Scott Palmer picked up the Late Model Sportsman win for his 20th career LMS win. Interesting to note is his car number is No. 86 because of Irvin King, and King joined Palmer in Victory Lane after his LMS victory. Palmer also did double duty, finishing 14th with his SLM.

Craig Parrill and third-generation driver Michael Warrnefeltz battled side by side for most the Pure Stock feature event until Warrenfeltz ran into the lapped car of Jeremy Mills, bringing out the final caution with just a couple laps to go in the 15-lap race.

Parrill led the restart and at the white flag lap, but Warrenfeltz was able to pull alongside the leader halfway down the backstretch and into the lead going into Turn 3 over the remaining quarter of a lap to grab the win.

Driver Logan Wagner of 410 Sprint Cars made his Super Late Model debut behind the wheel of the Coleman Farms No. 72 and made a valiant effort to make the show.
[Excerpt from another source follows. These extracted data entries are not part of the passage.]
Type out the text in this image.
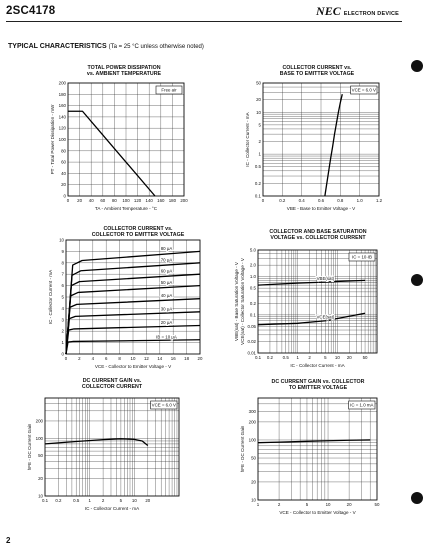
2SC4178	NEC ELECTRON DEVICE
TYPICAL CHARACTERISTICS (Ta = 25 °C unless otherwise noted)
2
TOTAL POWER DISSIPATION
vs. AMBIENT TEMPERATURE
0 20 40 60 80 100 120 140 160 180 200
0
20
40
60
80
100
120
140
160
180
200
TA - Ambient Temperature - °C
PT - Total Power Dissipation - mW
Free air
COLLECTOR CURRENT vs.
BASE TO EMITTER VOLTAGE
0	0.2	0.4	0.6	0.8	1.0	1.2
0.1
0.2
0.5
1
2
5
10
20
50
VBE - Base to Emitter Voltage - V
IC - Collector Current - mA
VCE = 6.0 V
COLLECTOR CURRENT vs.
COLLECTOR TO EMITTER VOLTAGE
0 2 4 6 8 10 12 14 16 18 20
0
1
2
3
4
5
6
7
8
9
10
VCE - Collector to Emitter Voltage - V
IC - Collector Current - mA
IB = 10 μA
20 μA
30 μA
40 μA
50 μA
60 μA
70 μA
80 μA
COLLECTOR AND BASE SATURATION
VOLTAGE vs. COLLECTOR CURRENT
0.1 0.2 0.5 1 2	5 10 20 50
0.01
0.02
0.05
0.1
0.2
0.5
1.0
2.0
5.0
IC - Collector Current - mA
VBE(sat) - Base Saturation Voltage - V VCE(sat) - Collector Saturation Voltage - V	VBE(sat)
VCE(sat)
IC = 10·IB
DC CURRENT GAIN vs.
COLLECTOR CURRENT
0.1 0.2	0.5 1 2	5 10 20
10
20
50
100
200
IC - Collector Current - mA
hFE - DC Current Gain
VCE = 6.0 V
DC CURRENT GAIN vs. COLLECTOR
TO EMITTER VOLTAGE
1	2	5	10	20	50
10
20
50
100
200
300
VCE - Collector to Emitter Voltage - V
hFE - DC Current Gain
IC = 1.0 mA
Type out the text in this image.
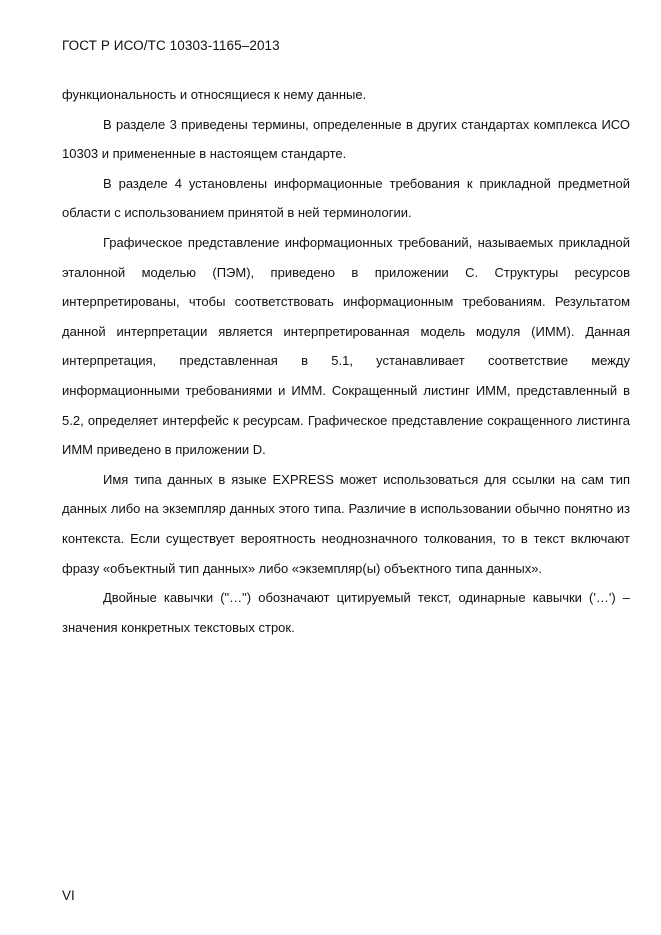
ГОСТ Р ИСО/ТС 10303-1165–2013

функциональность и относящиеся к нему данные.

В разделе 3 приведены термины, определенные в других стандартах комплекса ИСО 10303 и примененные в настоящем стандарте.

В разделе 4 установлены информационные требования к прикладной предметной области с использованием принятой в ней терминологии.

Графическое представление информационных требований, называемых прикладной эталонной моделью (ПЭМ), приведено в приложении С. Структуры ресурсов интерпретированы, чтобы соответствовать информационным требованиям. Результатом данной интерпретации является интерпретированная модель модуля (ИММ). Данная интерпретация, представленная в 5.1, устанавливает соответствие между информационными требованиями и ИММ. Сокращенный листинг ИММ, представленный в 5.2, определяет интерфейс к ресурсам. Графическое представление сокращенного листинга ИММ приведено в приложении D.

Имя типа данных в языке EXPRESS может использоваться для ссылки на сам тип данных либо на экземпляр данных этого типа. Различие в использовании обычно понятно из контекста. Если существует вероятность неоднозначного толкования, то в текст включают фразу «объектный тип данных» либо «экземпляр(ы) объектного типа данных».

Двойные кавычки ("…") обозначают цитируемый текст, одинарные кавычки ('…') – значения конкретных текстовых строк.

VI
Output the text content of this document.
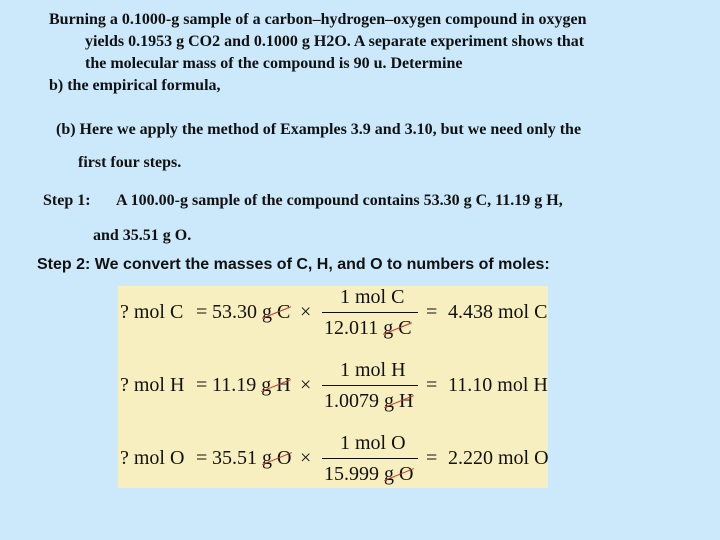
Burning a 0.1000-g sample of a carbon–hydrogen–oxygen compound in oxygen
yields 0.1953 g CO2 and 0.1000 g H2O. A separate experiment shows that
the molecular mass of the compound is 90 u. Determine
b) the empirical formula,
(b) Here we apply the method of Examples 3.9 and 3.10, but we need only the
first four steps.
Step 1: A 100.00-g sample of the compound contains 53.30 g C, 11.19 g H,
and 35.51 g O.
Step 2: We convert the masses of C, H, and O to numbers of moles:
? mol C = 53.30 g C ×
1 mol C
12.011 g C
= 4.438 mol C
? mol H = 11.19 g H ×
1 mol H
1.0079 g H
= 11.10 mol H
? mol O = 35.51 g O ×
1 mol O
15.999 g O
= 2.220 mol O
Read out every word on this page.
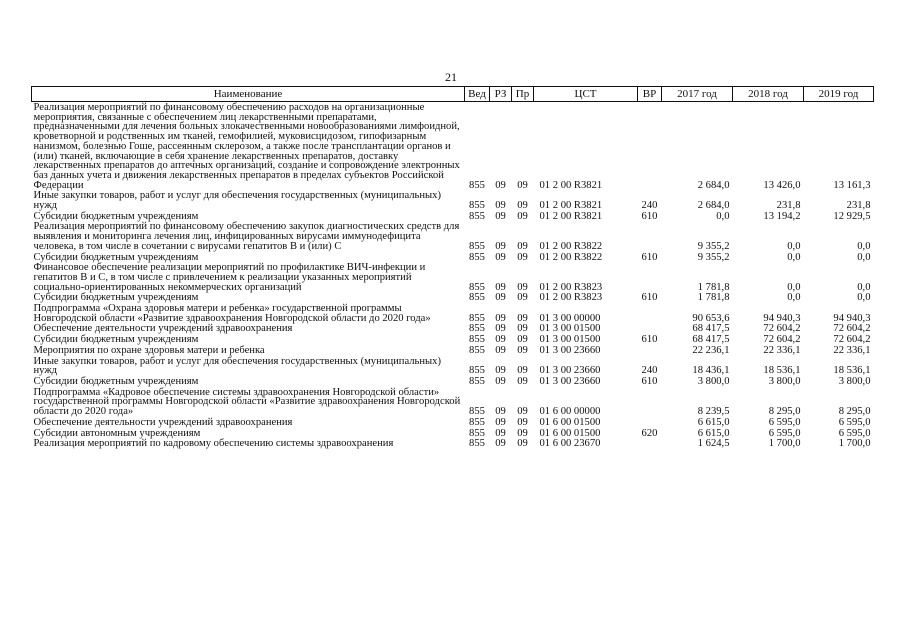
21
Наименование	Вед	РЗ	Пр	ЦСТ	ВР	2017 год	2018 год	2019 год
Реализация мероприятий по финансовому обеспечению расходов на организационные мероприятия, связанные с обеспечением лиц лекарственными препаратами, предназначенными для лечения больных злокачественными новообразованиями лимфоидной, кроветворной и родственных им тканей, гемофилией, муковисцидозом, гипофизарным нанизмом, болезнью Гоше, рассеянным склерозом, а также после трансплантации органов и (или) тканей, включающие в себя хранение лекарственных препаратов, доставку лекарственных препаратов до аптечных организаций, создание и сопровождение электронных баз данных учета и движения лекарственных препаратов в пределах субъектов Российской Федерации	855	09	09	01 2 00 R3821		2 684,0	13 426,0	13 161,3
Иные закупки товаров, работ и услуг для обеспечения государственных (муниципальных) нужд	855	09	09	01 2 00 R3821	240	2 684,0	231,8	231,8
Субсидии бюджетным учреждениям	855	09	09	01 2 00 R3821	610	0,0	13 194,2	12 929,5
Реализация мероприятий по финансовому обеспечению закупок диагностических средств для выявления и мониторинга лечения лиц, инфицированных вирусами иммунодефицита человека, в том числе в сочетании с вирусами гепатитов В и (или) С	855	09	09	01 2 00 R3822		9 355,2	0,0	0,0
Субсидии бюджетным учреждениям	855	09	09	01 2 00 R3822	610	9 355,2	0,0	0,0
Финансовое обеспечение реализации мероприятий по профилактике ВИЧ-инфекции и гепатитов В и С, в том числе с привлечением к реализации указанных мероприятий социально-ориентированных некоммерческих организаций	855	09	09	01 2 00 R3823		1 781,8	0,0	0,0
Субсидии бюджетным учреждениям	855	09	09	01 2 00 R3823	610	1 781,8	0,0	0,0
Подпрограмма «Охрана здоровья матери и ребенка» государственной программы Новгородской области «Развитие здравоохранения Новгородской области до 2020 года»	855	09	09	01 3 00 00000		90 653,6	94 940,3	94 940,3
Обеспечение деятельности учреждений здравоохранения	855	09	09	01 3 00 01500		68 417,5	72 604,2	72 604,2
Субсидии бюджетным учреждениям	855	09	09	01 3 00 01500	610	68 417,5	72 604,2	72 604,2
Мероприятия по охране здоровья матери и ребенка	855	09	09	01 3 00 23660		22 236,1	22 336,1	22 336,1
Иные закупки товаров, работ и услуг для обеспечения государственных (муниципальных) нужд	855	09	09	01 3 00 23660	240	18 436,1	18 536,1	18 536,1
Субсидии бюджетным учреждениям	855	09	09	01 3 00 23660	610	3 800,0	3 800,0	3 800,0
Подпрограмма «Кадровое обеспечение системы здравоохранения Новгородской области» государственной программы Новгородской области «Развитие здравоохранения Новгородской области до 2020 года»	855	09	09	01 6 00 00000		8 239,5	8 295,0	8 295,0
Обеспечение деятельности учреждений здравоохранения	855	09	09	01 6 00 01500		6 615,0	6 595,0	6 595,0
Субсидии автономным учреждениям	855	09	09	01 6 00 01500	620	6 615,0	6 595,0	6 595,0
Реализация мероприятий по кадровому обеспечению системы здравоохранения	855	09	09	01 6 00 23670		1 624,5	1 700,0	1 700,0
He was awarded a provisional where he started 25th and finished in 19th after falling out of the race.

Coming up this week is the start of Pennsylvania Sprint Speedweek at Williams Grove this Friday night. This is a major week of 410 Sprint Carracing in the region, and I hope to make as many shows as possible. The tour makes a stop at Hagerstown on July 4.